Cristãos perseguidos, muçulmanos malvados!

Em uma bela tarde de quinta-feira, estava eu a caminho de uma lanchonete na cidade de Cuiabá, quando na calçada em frente ao estabelecimento um homem me vê e diz: ”Marhaba!”(bem vindo em árabe) e logo se aproxima de mim me cumprimentando e se apresentando como Paulo, um filho de libanês católico que estava muito feliz em ver um muçulmano nas ruas de sua cidade. Apos me despedir do simpático senhor, continuei meu caminho e pensamentos me vieram a cabeça. que me levam a escrever este artigo. Certamente, o pai árabe-católico do senhor Paulo não o alertou que com muçulmano cristão não brinca, e que ele deveria ter medo daqueles ”que perseguem seus correligionários no Oriente Médio”.

Certamente estas minhas ultimas palavras grifadas não passam de pura ironia. Eu mesmo já morei no pais árabe de maioria islâmica que por séculos abriga uma grande população cristã, o famoso Egito. Que mesmo sendo governado por omíadas, abássidas, fatímidas, aiúbidas, mamelucos, e otomanos manteve ate os dias atuais as igrejas do cristianismo copta. E falando de Egito, me vem a lembrança mais uma passagem de minha vida na terra das piramides. Um dia, estava eu na magnifica Fortaleza de Saladino em Fustat no Cairo, quando parei em uma pequena loja de fotografia para contratar os serviços de um fotografo local.

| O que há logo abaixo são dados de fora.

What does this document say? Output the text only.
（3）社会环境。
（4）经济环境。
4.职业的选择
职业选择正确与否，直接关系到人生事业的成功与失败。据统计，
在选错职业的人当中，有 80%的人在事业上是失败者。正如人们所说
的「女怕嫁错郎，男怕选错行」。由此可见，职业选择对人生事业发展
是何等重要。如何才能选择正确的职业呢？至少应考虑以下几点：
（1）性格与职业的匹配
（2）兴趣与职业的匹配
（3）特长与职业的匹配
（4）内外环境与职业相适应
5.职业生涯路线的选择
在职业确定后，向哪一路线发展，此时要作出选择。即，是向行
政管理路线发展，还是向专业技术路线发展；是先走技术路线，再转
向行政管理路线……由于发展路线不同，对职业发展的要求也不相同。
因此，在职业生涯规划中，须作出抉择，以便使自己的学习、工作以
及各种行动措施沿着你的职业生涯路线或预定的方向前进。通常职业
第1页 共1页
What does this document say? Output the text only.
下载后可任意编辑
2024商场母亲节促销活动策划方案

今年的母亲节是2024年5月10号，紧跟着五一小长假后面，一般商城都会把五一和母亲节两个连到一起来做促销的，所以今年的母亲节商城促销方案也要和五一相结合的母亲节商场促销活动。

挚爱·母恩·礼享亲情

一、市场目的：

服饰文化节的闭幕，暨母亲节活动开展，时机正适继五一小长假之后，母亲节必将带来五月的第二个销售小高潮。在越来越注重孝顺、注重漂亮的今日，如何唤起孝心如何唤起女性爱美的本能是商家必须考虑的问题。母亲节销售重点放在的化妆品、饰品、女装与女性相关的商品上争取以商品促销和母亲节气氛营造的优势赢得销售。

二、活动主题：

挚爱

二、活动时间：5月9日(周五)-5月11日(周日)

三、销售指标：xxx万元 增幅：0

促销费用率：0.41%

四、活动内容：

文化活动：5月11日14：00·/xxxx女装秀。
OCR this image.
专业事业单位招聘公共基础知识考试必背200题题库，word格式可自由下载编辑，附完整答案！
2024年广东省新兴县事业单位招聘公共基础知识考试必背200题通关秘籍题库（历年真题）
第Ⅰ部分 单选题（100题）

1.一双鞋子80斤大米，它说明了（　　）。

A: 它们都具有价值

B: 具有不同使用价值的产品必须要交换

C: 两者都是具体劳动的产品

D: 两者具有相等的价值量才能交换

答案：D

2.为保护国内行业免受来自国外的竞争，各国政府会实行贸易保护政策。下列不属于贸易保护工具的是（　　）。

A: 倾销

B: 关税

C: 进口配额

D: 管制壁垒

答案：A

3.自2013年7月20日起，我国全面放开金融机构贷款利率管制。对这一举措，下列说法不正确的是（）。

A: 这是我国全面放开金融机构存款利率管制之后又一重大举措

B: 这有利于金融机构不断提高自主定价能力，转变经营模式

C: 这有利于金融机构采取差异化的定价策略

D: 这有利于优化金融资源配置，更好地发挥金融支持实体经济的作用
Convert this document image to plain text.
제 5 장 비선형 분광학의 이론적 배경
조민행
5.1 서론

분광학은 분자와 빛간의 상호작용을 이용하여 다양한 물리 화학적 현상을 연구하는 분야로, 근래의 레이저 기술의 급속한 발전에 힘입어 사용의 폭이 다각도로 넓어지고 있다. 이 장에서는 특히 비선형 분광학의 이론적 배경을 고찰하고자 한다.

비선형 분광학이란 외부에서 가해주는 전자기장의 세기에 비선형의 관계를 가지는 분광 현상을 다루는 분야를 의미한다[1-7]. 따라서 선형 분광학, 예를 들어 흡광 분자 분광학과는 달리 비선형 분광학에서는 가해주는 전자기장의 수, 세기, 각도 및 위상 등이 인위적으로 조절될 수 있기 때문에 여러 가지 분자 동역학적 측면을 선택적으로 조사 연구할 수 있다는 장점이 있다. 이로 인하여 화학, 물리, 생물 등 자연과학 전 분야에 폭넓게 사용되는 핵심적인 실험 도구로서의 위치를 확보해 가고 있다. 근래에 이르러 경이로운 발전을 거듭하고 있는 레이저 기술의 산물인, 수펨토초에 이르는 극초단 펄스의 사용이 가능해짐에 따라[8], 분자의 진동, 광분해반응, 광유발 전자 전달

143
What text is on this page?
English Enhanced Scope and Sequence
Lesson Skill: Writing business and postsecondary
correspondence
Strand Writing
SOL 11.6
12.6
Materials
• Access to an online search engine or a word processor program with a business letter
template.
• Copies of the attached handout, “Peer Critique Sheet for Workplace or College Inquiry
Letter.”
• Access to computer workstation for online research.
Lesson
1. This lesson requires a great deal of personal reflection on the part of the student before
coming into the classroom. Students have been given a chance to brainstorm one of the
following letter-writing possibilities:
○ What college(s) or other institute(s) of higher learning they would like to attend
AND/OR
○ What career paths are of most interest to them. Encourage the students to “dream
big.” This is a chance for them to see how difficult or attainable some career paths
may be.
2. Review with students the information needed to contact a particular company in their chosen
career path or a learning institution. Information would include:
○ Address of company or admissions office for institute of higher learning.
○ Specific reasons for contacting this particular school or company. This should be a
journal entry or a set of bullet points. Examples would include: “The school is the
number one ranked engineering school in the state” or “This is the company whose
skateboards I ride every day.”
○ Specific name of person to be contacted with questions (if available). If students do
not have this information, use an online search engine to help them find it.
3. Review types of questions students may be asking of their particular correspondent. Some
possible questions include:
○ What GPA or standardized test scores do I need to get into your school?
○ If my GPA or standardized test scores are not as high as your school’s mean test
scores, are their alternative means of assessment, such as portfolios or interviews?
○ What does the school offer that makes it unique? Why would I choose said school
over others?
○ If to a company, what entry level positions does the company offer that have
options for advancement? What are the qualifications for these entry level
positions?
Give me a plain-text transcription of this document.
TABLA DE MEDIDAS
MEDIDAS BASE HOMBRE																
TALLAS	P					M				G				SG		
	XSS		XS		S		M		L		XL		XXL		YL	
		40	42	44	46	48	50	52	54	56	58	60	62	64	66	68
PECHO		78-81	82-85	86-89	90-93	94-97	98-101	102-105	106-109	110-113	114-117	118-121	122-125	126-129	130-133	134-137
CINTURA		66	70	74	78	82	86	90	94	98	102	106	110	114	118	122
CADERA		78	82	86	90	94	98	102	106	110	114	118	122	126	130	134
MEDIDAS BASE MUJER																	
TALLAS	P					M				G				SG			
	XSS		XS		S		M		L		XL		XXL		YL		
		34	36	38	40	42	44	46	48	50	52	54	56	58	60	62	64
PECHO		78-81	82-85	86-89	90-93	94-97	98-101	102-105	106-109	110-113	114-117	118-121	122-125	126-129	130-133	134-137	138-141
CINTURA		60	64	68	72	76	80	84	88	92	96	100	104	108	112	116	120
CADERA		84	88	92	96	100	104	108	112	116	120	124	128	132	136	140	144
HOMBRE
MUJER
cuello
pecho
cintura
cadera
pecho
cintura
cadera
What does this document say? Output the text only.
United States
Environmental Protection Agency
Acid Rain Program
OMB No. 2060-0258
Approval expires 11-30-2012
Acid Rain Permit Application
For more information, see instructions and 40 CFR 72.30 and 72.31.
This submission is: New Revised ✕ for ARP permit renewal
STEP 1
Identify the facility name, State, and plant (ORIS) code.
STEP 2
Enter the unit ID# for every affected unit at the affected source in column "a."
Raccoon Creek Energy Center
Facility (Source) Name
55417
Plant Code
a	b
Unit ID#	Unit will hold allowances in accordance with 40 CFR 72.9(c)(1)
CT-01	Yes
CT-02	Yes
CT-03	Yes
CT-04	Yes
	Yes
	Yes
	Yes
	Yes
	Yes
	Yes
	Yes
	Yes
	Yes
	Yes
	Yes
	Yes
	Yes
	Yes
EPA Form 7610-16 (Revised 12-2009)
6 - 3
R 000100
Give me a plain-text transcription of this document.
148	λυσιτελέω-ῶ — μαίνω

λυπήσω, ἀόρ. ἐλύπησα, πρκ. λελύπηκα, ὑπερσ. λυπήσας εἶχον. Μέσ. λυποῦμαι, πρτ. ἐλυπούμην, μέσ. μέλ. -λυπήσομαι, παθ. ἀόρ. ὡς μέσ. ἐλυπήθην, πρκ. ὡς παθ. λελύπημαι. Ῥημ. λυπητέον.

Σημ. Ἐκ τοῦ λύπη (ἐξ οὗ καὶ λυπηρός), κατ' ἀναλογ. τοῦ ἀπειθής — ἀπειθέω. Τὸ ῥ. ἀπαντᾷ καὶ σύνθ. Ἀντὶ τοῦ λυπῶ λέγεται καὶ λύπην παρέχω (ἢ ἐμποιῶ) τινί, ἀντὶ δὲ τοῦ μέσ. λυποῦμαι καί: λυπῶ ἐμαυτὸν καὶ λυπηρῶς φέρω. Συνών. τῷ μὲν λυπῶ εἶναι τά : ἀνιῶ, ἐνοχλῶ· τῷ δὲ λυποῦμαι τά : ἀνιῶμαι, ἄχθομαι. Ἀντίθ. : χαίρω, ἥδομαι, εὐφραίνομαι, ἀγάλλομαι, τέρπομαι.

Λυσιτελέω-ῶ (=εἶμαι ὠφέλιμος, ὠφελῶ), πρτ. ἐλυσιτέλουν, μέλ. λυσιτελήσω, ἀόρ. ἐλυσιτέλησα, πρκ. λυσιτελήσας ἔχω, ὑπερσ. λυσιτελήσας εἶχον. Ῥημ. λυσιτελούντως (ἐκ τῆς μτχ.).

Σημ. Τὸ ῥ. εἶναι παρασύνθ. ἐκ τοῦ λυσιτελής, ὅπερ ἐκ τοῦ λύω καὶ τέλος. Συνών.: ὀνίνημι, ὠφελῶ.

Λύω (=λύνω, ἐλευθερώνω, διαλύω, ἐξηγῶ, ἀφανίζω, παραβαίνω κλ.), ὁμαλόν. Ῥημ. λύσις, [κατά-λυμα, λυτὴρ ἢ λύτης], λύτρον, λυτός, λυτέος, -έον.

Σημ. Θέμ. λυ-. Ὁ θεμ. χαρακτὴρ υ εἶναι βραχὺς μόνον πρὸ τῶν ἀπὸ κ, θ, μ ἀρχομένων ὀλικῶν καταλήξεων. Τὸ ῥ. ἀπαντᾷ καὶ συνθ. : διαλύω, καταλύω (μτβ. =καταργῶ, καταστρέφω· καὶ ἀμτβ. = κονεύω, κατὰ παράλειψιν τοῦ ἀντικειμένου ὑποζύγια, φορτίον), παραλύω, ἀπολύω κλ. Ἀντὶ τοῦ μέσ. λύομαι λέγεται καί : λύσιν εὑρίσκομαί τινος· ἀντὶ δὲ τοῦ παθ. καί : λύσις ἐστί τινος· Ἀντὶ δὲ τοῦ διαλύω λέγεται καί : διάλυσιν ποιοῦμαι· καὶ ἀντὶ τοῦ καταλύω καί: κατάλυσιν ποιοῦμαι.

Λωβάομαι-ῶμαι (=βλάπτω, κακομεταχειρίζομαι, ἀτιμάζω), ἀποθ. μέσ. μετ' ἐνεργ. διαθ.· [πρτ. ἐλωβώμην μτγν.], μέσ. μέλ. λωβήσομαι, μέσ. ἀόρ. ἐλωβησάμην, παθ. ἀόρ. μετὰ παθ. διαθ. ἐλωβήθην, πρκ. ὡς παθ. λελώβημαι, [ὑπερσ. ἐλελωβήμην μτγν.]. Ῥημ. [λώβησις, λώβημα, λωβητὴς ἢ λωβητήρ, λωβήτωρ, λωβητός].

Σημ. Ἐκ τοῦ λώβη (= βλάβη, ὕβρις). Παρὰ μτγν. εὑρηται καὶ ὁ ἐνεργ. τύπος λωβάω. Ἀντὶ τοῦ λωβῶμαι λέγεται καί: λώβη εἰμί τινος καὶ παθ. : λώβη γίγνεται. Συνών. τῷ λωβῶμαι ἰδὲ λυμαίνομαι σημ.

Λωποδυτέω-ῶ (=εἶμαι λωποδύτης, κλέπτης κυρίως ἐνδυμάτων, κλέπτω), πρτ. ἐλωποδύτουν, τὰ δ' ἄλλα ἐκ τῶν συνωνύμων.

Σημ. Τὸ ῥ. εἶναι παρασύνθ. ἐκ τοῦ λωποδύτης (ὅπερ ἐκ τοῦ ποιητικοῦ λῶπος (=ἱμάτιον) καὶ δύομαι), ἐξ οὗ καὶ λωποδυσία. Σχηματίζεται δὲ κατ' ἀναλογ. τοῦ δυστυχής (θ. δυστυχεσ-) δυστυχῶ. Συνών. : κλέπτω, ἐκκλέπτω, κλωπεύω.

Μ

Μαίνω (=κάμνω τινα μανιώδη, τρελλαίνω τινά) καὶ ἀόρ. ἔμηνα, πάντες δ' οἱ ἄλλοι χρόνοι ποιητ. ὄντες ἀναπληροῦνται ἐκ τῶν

Na porta do estabelecimento, sentado em uma cadeira, estava um senhor egípcio tipico que logo soltou algumas palavras para mim em inglês, e se identificou como cristão, e iniciou sua pregação e debate querendo me converter ao cristianismo. Eu meio que fiquei em choque com aquilo. Sempre me foi dito (apesar de eu nunca ter acreditado) que cristãos egípcios vivam oprimidos pela maioria muçulmana há seculos, e que a simples menção a ”Jesus” já era motivo de morte por mãos muçulmanas. Porém nenhuma dessas mentiras tornou-se verdade, e o pregador copta continuou até que eu me cansei, e virei as costas. O fato ficou na minha cabeça por dias, então questionei a um amigo egípcio por que da permissão de um missionário cristão pregar num ponto turístico em um país majoritariamente muçulmano, e os muçulmanos não fazerem nada. O meu amigo me explicou que no Egito onde os cristãos são 10% da população, existe uma lei para impedir o proselitismo, sem essa lei, muitos muçulmanos não veriam problema em assediar a fé dos cristãos em suas casas ou em seus templos (coisa que o Islã proíbe). Ou seja, essa lei é para proteger a ordem social local e a integridade das minorias. O que não impedia que cristãos fizessem o contrario.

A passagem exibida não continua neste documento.